The police have called 67 a ‘criminal gang’ and have shut down several sell-out shows for fear of violence.
Chris Kaba, who was known as Mad Itch according to posts on social media, was among a second wave of members, rapping on tracks and appearing in music videos shot on South London estates from 2016.
There is nothing to suggest that he was involved in 67’s criminal activities.
Family members stressed that he was no longer part of 67 and was devoted to his fiancee and looking forward to becoming a father.
The police watchdog has insisted that evidence, not public pressure, resulted in the investigation into the death of Chris Kaba being upgraded to a homicide inquiry.
His family, it is believed, will be allowed to watch police video of the incident that led to the killing.

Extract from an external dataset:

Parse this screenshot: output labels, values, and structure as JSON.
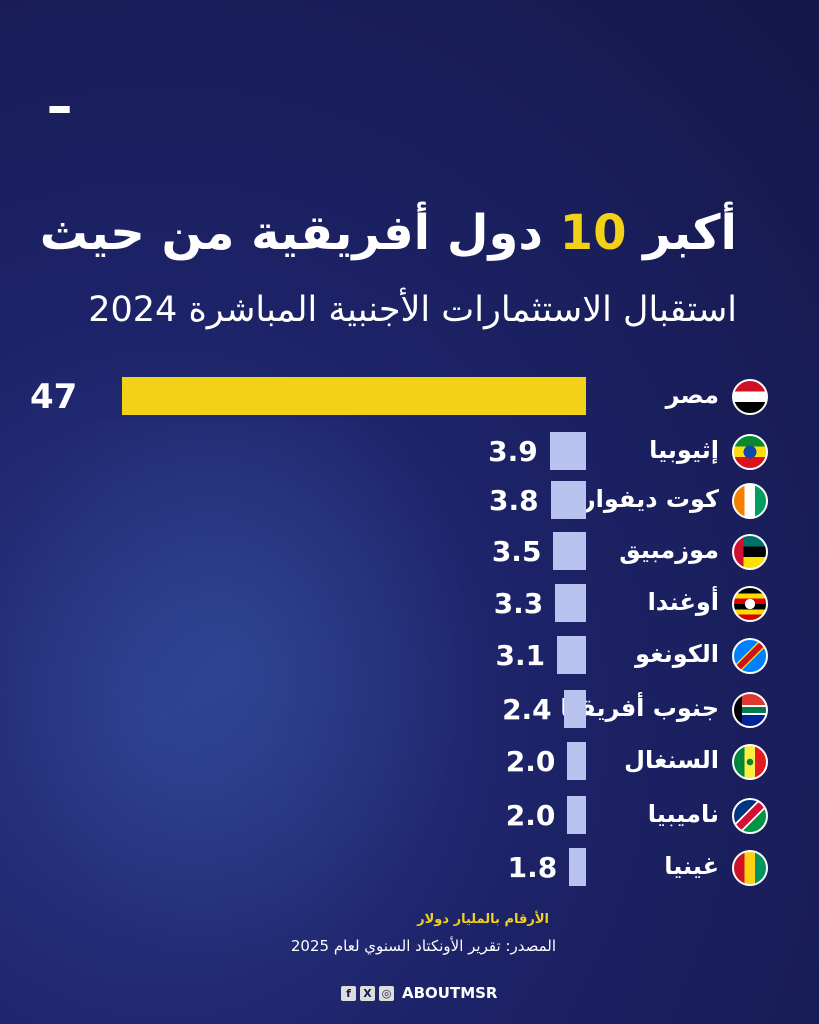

Officers were wearing body cameras, and a helicopter fitted with a camera was following the car Chris Kaba was in.
Back in Kirkstall Gardens, where he died, there was sympathy for the police.
‘In my opinion you have to obey the police when they give you an order to stop,’ said one woman. ‘Why did he not stop?’
Stop-and-search powers have, over the years, eroded the black community’s trust in the police.
There were 79,933 searches of white suspects and 74,079 of black suspects in the past year (September 2021 to August 2022), according to the Metropolitan Police website.
As London’s white population is four times higher (4,881,636 compared to 1,272,276), it means black people are four times more likely to be stopped.
Nevertheless, if Chris Kaba had stopped when the blue lights behind him started flashing, he might still be alive today.
This has been all but forgotten in the aftermath of the shooting.